Pour des entreprises haïtiennes mieux impliquées dans la lutte contre le changement climatique

Aux yeux de Serge Richard Petit-Frère, Directeur Marketing et de la Qualité à la Société financière haïtienne de développement S.A. (SOFIHDES), la sensibilisation autour du changement en Haïti demeure encore très faible. Invité à l’émission spéciale COP25 du jeudi 28 novembre 2018, M. Petit-Frère a affirmé que la plupart des agents économiques en Haïti ne comprennent pas ou comprennent mal le phénomène.

« C’est aussi le cas pour de nombreuses entreprises haïtiennes ne sachant pas y déceler les opportunités tout en étant conscientes des enjeux », a poursuivi Petit-Frère estimant que les institutions financières, tout comme les entreprises, devront à moyen-long terme accorder une place plus importante au changement climatique.

En effet, les institutions financières désireuses de transiger avec des bailleurs internationaux devront, selon lui, mettre en place une politique environnementale et sociale les amenant à financer de manière plus responsable les entreprises exécutant des projets commerciaux ou d’investissements. L’adoption d’une telle politique par les institutions financières tend à devenir obligatoire tout comme celle liée à la lutte contre le blanchiment des avoirs et le financement du terrorisme. Les standards en la matière utilisés par la Banque Européenne d’Investissement, l’un des bailleurs de la SOFIHDES, en sont révélateurs.

A en croire Serge Richard Petit-Frère, les entreprises du secteur privé des affaires peuvent apporter leur contribution dans la lutte contre le phénomène du changement climatique en comprenant mieux les notions de mitigation (atténuation) ou d’adaptation. La compréhension de la notion de mitigation les amènerait à adopter une attitude plus responsable. Elles augmenteraient leurs empreintes environnementales en utilisant plutôt les énergies propres, souvent plus efficientes que l’utilisation des énergies fossiles. Ce qui favoriserait une diminution des gaz à effet de serre. Celle liée à l’adaptation, les pousserait à intégrer dans leurs « Business Model » des solutions visant à réduire la vulnérabilité des systèmes naturels et humains contre les effets (présents et attendus) des changements climatiques.

« La Société financière haïtienne de Développement S.A (SOFIHDES), étant aux services des entreprises haïtiennes, comprend bien les enjeux. Aussi, entend -elle renforcer ses capacités dans le domaine tout en travaillant au développement de nouveaux partenariats lui permettant de mieux saisir les opportunités et contrer les éventuelles menaces », a assuré notre invité.
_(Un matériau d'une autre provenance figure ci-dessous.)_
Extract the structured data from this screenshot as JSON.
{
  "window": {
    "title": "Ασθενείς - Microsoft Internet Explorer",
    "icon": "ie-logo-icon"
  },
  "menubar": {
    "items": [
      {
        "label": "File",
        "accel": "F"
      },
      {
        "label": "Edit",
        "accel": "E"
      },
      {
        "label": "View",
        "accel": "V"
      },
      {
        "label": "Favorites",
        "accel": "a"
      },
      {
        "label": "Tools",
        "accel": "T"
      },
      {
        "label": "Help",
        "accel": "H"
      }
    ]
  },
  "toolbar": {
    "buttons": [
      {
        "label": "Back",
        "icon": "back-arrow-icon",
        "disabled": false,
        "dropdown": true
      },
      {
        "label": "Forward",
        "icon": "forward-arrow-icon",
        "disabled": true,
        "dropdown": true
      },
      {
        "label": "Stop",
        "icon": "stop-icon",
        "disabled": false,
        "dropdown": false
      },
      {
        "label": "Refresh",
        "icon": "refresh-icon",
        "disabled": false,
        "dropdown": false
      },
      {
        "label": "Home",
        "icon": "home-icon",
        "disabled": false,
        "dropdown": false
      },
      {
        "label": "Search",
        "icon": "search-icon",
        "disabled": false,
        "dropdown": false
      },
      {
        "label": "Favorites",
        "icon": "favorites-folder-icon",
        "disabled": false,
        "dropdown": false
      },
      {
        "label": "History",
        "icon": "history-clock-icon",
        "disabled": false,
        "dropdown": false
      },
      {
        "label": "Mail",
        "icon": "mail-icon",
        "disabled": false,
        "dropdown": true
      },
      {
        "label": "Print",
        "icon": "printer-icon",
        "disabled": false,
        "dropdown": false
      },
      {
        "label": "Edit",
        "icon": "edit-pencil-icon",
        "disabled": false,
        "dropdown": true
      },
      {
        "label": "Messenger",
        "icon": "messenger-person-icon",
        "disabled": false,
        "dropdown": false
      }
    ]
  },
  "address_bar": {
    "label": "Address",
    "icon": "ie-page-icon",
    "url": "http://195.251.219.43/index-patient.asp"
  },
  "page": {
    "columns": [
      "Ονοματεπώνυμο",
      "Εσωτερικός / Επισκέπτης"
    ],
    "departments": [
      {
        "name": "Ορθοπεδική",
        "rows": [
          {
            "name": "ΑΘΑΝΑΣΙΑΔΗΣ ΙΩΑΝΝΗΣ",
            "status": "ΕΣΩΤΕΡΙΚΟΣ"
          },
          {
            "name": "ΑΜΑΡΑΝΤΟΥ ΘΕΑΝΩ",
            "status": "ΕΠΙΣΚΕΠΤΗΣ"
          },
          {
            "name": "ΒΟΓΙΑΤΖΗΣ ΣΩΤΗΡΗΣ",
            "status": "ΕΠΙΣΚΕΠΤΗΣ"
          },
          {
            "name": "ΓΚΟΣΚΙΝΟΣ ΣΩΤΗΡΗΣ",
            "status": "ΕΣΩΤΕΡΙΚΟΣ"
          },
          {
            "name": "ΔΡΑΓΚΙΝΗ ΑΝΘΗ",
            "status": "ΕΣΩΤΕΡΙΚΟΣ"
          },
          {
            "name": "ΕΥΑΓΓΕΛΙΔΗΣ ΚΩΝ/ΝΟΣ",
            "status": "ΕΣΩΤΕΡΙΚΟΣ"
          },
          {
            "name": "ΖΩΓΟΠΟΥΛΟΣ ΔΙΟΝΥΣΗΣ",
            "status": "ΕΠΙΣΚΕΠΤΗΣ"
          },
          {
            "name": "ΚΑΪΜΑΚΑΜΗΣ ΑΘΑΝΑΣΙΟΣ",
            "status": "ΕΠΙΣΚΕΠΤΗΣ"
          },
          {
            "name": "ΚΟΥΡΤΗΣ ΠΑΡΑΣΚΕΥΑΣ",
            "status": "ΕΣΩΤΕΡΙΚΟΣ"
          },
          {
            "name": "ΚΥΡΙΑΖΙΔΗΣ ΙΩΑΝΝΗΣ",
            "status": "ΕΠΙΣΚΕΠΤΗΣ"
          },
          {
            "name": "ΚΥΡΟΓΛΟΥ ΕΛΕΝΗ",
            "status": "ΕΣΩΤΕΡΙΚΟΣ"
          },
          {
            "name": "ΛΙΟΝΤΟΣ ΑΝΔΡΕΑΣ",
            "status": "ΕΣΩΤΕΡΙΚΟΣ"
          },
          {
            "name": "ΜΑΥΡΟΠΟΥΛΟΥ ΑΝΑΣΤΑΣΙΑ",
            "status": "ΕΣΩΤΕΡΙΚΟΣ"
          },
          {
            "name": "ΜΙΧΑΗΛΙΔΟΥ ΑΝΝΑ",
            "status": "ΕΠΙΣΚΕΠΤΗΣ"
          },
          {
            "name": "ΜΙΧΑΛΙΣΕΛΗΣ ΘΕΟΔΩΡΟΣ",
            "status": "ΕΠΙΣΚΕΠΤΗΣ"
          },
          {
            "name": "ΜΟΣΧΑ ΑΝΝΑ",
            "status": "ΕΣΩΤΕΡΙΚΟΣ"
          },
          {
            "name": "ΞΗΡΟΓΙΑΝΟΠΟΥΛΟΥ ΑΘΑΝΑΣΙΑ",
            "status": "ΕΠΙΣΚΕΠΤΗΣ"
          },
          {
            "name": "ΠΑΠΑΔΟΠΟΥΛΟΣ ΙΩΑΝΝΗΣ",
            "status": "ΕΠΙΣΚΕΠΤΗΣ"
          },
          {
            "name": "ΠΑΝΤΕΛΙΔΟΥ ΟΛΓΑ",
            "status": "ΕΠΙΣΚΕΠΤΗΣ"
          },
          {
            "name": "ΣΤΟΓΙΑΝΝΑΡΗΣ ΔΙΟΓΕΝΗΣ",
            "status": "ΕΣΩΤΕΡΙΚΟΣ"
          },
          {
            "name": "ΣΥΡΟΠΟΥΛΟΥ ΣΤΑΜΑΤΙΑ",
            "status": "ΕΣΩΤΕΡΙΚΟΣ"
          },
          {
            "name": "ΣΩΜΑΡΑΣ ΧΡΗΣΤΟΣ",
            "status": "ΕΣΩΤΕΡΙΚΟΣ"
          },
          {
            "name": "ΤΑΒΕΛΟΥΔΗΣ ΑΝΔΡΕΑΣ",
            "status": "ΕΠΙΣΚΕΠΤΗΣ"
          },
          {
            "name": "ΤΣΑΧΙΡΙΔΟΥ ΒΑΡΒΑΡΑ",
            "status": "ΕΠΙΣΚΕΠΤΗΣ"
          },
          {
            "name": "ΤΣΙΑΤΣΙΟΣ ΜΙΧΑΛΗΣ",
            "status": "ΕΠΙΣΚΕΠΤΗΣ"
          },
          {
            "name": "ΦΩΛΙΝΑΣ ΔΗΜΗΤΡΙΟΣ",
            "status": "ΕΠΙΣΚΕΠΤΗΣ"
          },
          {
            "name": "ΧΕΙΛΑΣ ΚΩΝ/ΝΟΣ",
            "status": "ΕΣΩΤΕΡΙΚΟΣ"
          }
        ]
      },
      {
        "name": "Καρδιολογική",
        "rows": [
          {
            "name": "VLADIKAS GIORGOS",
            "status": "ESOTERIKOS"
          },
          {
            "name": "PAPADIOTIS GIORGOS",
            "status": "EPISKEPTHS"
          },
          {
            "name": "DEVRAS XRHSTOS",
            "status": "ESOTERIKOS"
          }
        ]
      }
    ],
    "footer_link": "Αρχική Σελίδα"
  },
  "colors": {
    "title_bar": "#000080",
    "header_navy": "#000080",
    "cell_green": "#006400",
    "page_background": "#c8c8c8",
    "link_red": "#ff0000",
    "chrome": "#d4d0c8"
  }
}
Plus loin, le Directeur Marketing et de la Qualité de la SOFIHDES a insisté sur le fait que les entreprises haïtiennes devront faire preuve d’innovation si elles veulent saisir certaines opportunités. L’un des secteurs les plus concernés se voudrait être le secteur agricole. Les acteurs dudit secteurs doivent sortir des sentiers battus et innover dans leurs façons de produire et de commercialiser leurs produits.

Mais de manière globale, la création d’un cadre propice au respect des règles liées au changement climatique demandera l’implication de tous les secteurs de la vie nationale. L’établissement de politiques publiques abordant la problématique du changement climatique devient une nécessité, a insisté M. Petit-Frère.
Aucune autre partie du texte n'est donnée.